DOM is going to discover the 3->4->5 jump thread easily.    But there are no PHIs in BB4 that would trigger any kind of reanalysis.  But the # preds for BB4 drops from 2 to 1.  This is important as the remaining path into BB4 can be further optimized after we realize the 3->4->5 jump thread.

It feels as if when we discover a degenerate PHI or the incoming preds drops to 1, then we ought to start a re-analysis.  The blocks involved would start at the idom of the affected block, covering the dominance tree and the PHI nodes as the dominance frontier.
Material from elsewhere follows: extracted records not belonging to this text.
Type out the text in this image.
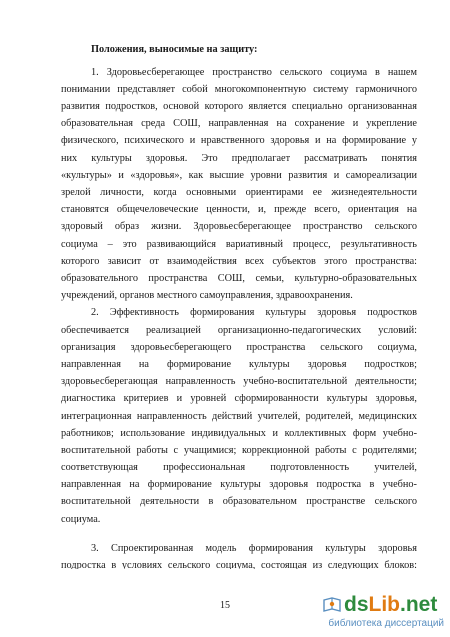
Положения, выносимые на защиту:
1. Здоровьесберегающее пространство сельского социума в нашем
понимании представляет собой многокомпонентную систему гармоничного
развития подростков, основой которого является специально организованная
образовательная среда СОШ, направленная на сохранение и укрепление
физического, психического и нравственного здоровья и на формирование у
них культуры здоровья. Это предполагает рассматривать понятия
«культуры» и «здоровья», как высшие уровни развития и самореализации
зрелой личности, когда основными ориентирами ее жизнедеятельности
становятся общечеловеческие ценности, и, прежде всего, ориентация на
здоровый образ жизни. Здоровьесберегающее пространство сельского
социума – это развивающийся вариативный процесс, результативность
которого зависит от взаимодействия всех субъектов этого пространства:
образовательного пространства СОШ, семьи, культурно-образовательных
учреждений, органов местного самоуправления, здравоохранения.
2. Эффективность формирования культуры здоровья подростков
обеспечивается реализацией организационно-педагогических условий:
организация здоровьесберегающего пространства сельского социума,
направленная на формирование культуры здоровья подростков;
здоровьесберегающая направленность учебно-воспитательной деятельности;
диагностика критериев и уровней сформированности культуры здоровья,
интеграционная направленность действий учителей, родителей, медицинских
работников; использование индивидуальных и коллективных форм учебно-
воспитательной работы с учащимися; коррекционной работы с родителями;
соответствующая профессиональная подготовленность учителей,
направленная на формирование культуры здоровья подростка в учебно-
воспитательной деятельности в образовательном пространстве сельского
социума.
3. Спроектированная модель формирования культуры здоровья
подростка в условиях сельского социума, состоящая из следующих блоков:
15	dsLib.net
библиотека диссертаций
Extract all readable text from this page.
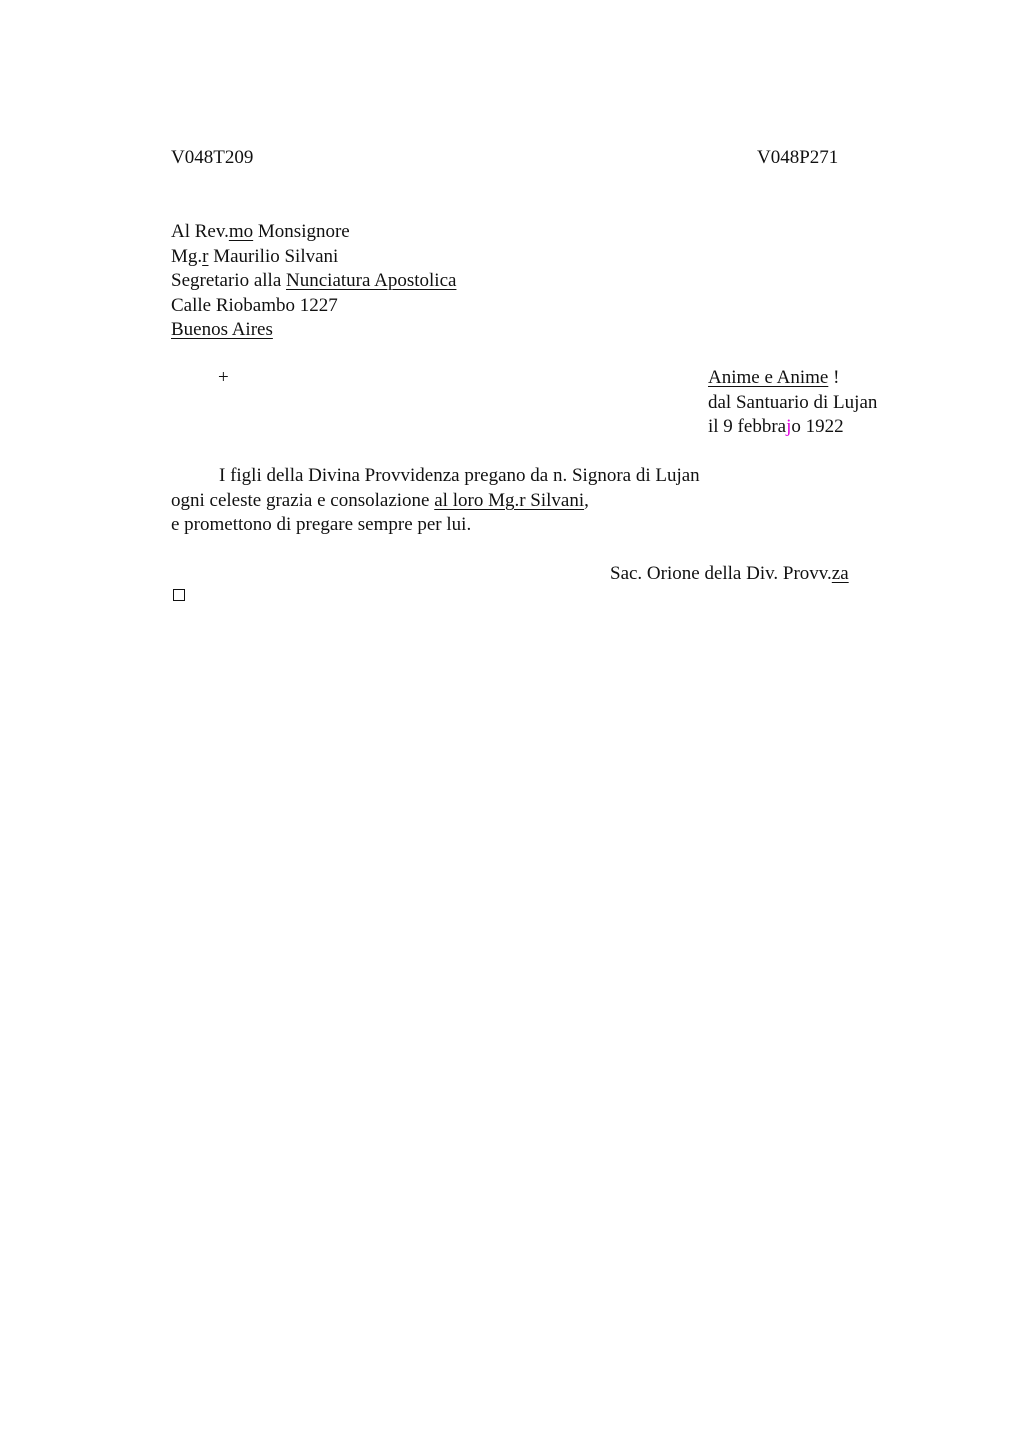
V048T209	V048P271
Al Rev.mo Monsignore
Mg.r Maurilio Silvani
Segretario alla Nunciatura Apostolica
Calle Riobambo 1227
Buenos Aires
+	Anime e Anime !
dal Santuario di Lujan
il 9 febbrajo 1922
I figli della Divina Provvidenza pregano da n. Signora di Lujan
ogni celeste grazia e consolazione al loro Mg.r Silvani,
e promettono di pregare sempre per lui.
Sac. Orione della Div. Provv.za
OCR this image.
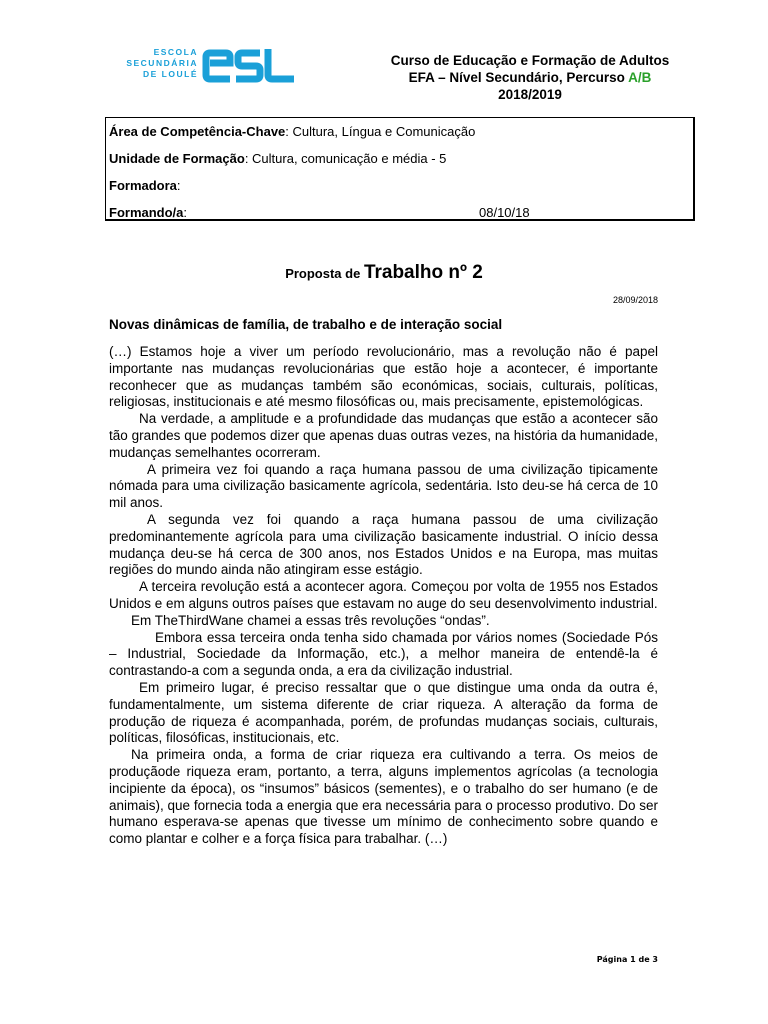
ESCOLA
SECUNDÁRIA
DE LOULÉ
esl
Curso de Educação e Formação de Adultos
EFA – Nível Secundário, Percurso A/B
2018/2019
Área de Competência-Chave: Cultura, Língua e Comunicação
Unidade de Formação: Cultura, comunicação e média - 5
Formadora:
Formando/a:	08/10/18
Proposta de Trabalho nº 2
28/09/2018
Novas dinâmicas de família, de trabalho e de interação social

(…) Estamos hoje a viver um período revolucionário, mas a revolução não é papel importante nas mudanças revolucionárias que estão hoje a acontecer, é importante reconhecer que as mudanças também são económicas, sociais, culturais, políticas, religiosas, institucionais e até mesmo filosóficas ou, mais precisamente, epistemológicas.

Na verdade, a amplitude e a profundidade das mudanças que estão a acontecer são tão grandes que podemos dizer que apenas duas outras vezes, na história da humanidade, mudanças semelhantes ocorreram.

A primeira vez foi quando a raça humana passou de uma civilização tipicamente nómada para uma civilização basicamente agrícola, sedentária. Isto deu-se há cerca de 10 mil anos.

A segunda vez foi quando a raça humana passou de uma civilização predominantemente agrícola para uma civilização basicamente industrial. O início dessa mudança deu-se há cerca de 300 anos, nos Estados Unidos e na Europa, mas muitas regiões do mundo ainda não atingiram esse estágio.

A terceira revolução está a acontecer agora. Começou por volta de 1955 nos Estados Unidos e em alguns outros países que estavam no auge do seu desenvolvimento industrial.

Em TheThirdWane chamei a essas três revoluções “ondas”.

Embora essa terceira onda tenha sido chamada por vários nomes (Sociedade Pós – Industrial, Sociedade da Informação, etc.), a melhor maneira de entendê-la é contrastando-a com a segunda onda, a era da civilização industrial.

Em primeiro lugar, é preciso ressaltar que o que distingue uma onda da outra é, fundamentalmente, um sistema diferente de criar riqueza. A alteração da forma de produção de riqueza é acompanhada, porém, de profundas mudanças sociais, culturais, políticas, filosóficas, institucionais, etc.

Na primeira onda, a forma de criar riqueza era cultivando a terra. Os meios de produçãode riqueza eram, portanto, a terra, alguns implementos agrícolas (a tecnologia incipiente da época), os “insumos” básicos (sementes), e o trabalho do ser humano (e de animais), que fornecia toda a energia que era necessária para o processo produtivo. Do ser humano esperava-se apenas que tivesse um mínimo de conhecimento sobre quando e como plantar e colher e a força física para trabalhar. (…)

Página 1 de 3
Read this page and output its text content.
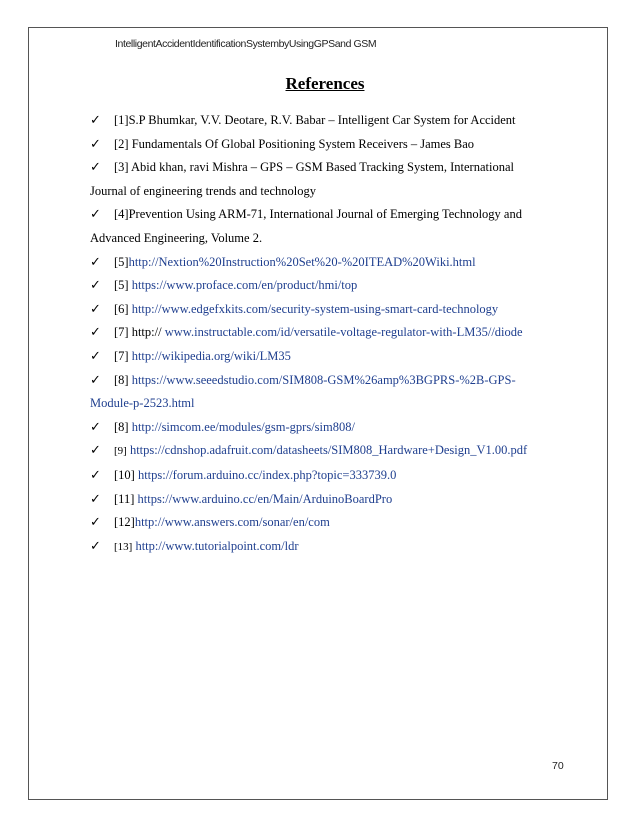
IntelligentAccidentIdentificationSystembyUsingGPSand GSM
References
✓ [1]S.P Bhumkar, V.V. Deotare, R.V. Babar – Intelligent Car System for Accident
✓ [2] Fundamentals Of Global Positioning System Receivers – James Bao
✓ [3] Abid khan, ravi Mishra – GPS – GSM Based Tracking System, International
Journal of engineering trends and technology
✓ [4]Prevention Using ARM-71, International Journal of Emerging Technology and
Advanced Engineering, Volume 2.
✓ [5]http://Nextion%20Instruction%20Set%20-%20ITEAD%20Wiki.html
✓ [5] https://www.proface.com/en/product/hmi/top
✓ [6] http://www.edgefxkits.com/security-system-using-smart-card-technology
✓ [7] http:// www.instructable.com/id/versatile-voltage-regulator-with-LM35//diode
✓ [7] http://wikipedia.org/wiki/LM35
✓ [8] https://www.seeedstudio.com/SIM808-GSM%26amp%3BGPRS-%2B-GPS-
Module-p-2523.html
✓ [8] http://simcom.ee/modules/gsm-gprs/sim808/
✓ [9] https://cdnshop.adafruit.com/datasheets/SIM808_Hardware+Design_V1.00.pdf
✓ [10] https://forum.arduino.cc/index.php?topic=333739.0
✓ [11] https://www.arduino.cc/en/Main/ArduinoBoardPro
✓ [12]http://www.answers.com/sonar/en/com
✓ [13] http://www.tutorialpoint.com/ldr
70
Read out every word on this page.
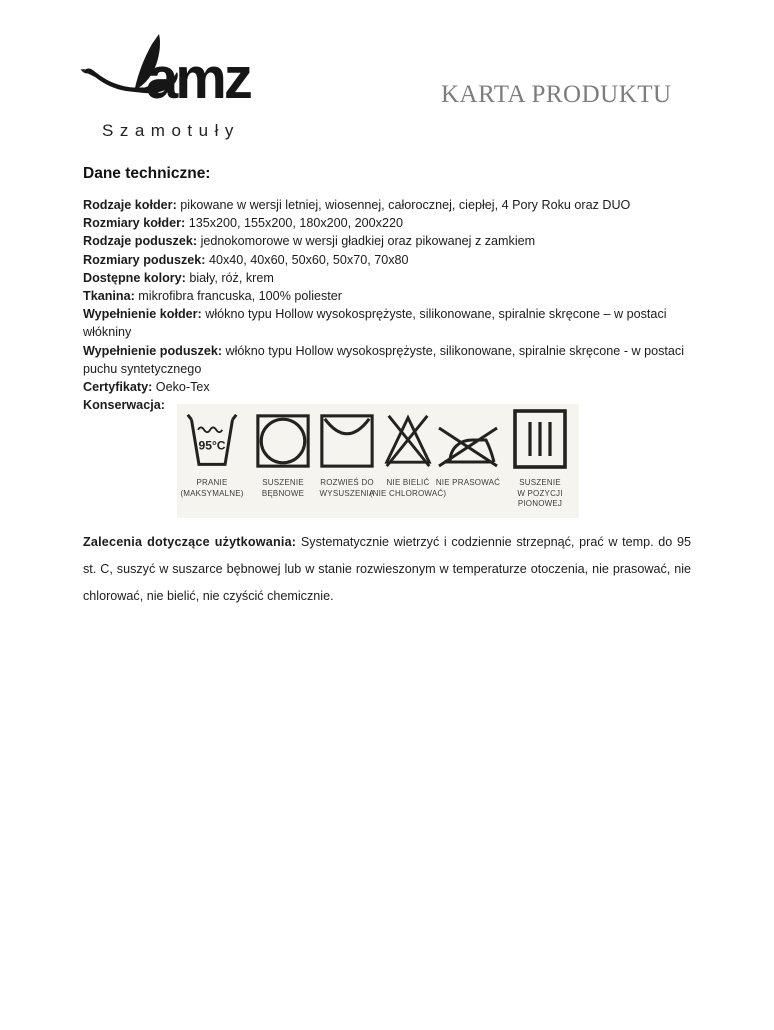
amz
Szamotuły
KARTA PRODUKTU
Dane techniczne:

Rodzaje kołder: pikowane w wersji letniej, wiosennej, całorocznej, ciepłej, 4 Pory Roku oraz DUO

Rozmiary kołder: 135x200, 155x200, 180x200, 200x220

Rodzaje poduszek: jednokomorowe w wersji gładkiej oraz pikowanej z zamkiem

Rozmiary poduszek: 40x40, 40x60, 50x60, 50x70, 70x80

Dostępne kolory: biały, róż, krem

Tkanina: mikrofibra francuska, 100% poliester

Wypełnienie kołder: włókno typu Hollow wysokosprężyste, silikonowane, spiralnie skręcone – w postaci włókniny

Wypełnienie poduszek: włókno typu Hollow wysokosprężyste, silikonowane, spiralnie skręcone - w postaci puchu syntetycznego

Certyfikaty: Oeko-Tex

Konserwacja:

95°C
PRANIE
(MAKSYMALNE)
SUSZENIE
BĘBNOWE
ROZWIEŚ DO
WYSUSZENIA
NIE BIELIĆ
(NIE CHLOROWAĆ)
NIE PRASOWAĆ SUSZENIE
W POZYCJI
PIONOWEJ

Zalecenia dotyczące użytkowania: Systematycznie wietrzyć i codziennie strzepnąć, prać w temp. do 95 st. C, suszyć w suszarce bębnowej lub w stanie rozwieszonym w temperaturze otoczenia, nie prasować, nie chlorować, nie bielić, nie czyścić chemicznie.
I thought I explored that idom/dominance tree/dominance frontier idea years ago and likely dismissed it as incomplete (consider how scrambled the dominance tree can get after threading).  But while I could certainly conjure up scenarios where it's incomplete, it might be "good enough" to catch the secondary opportunities without a fully iterating DOM.

--

Of course I'm also very interested to evaluate if any of that is necessary with Aldy's recent work on the backwards threader.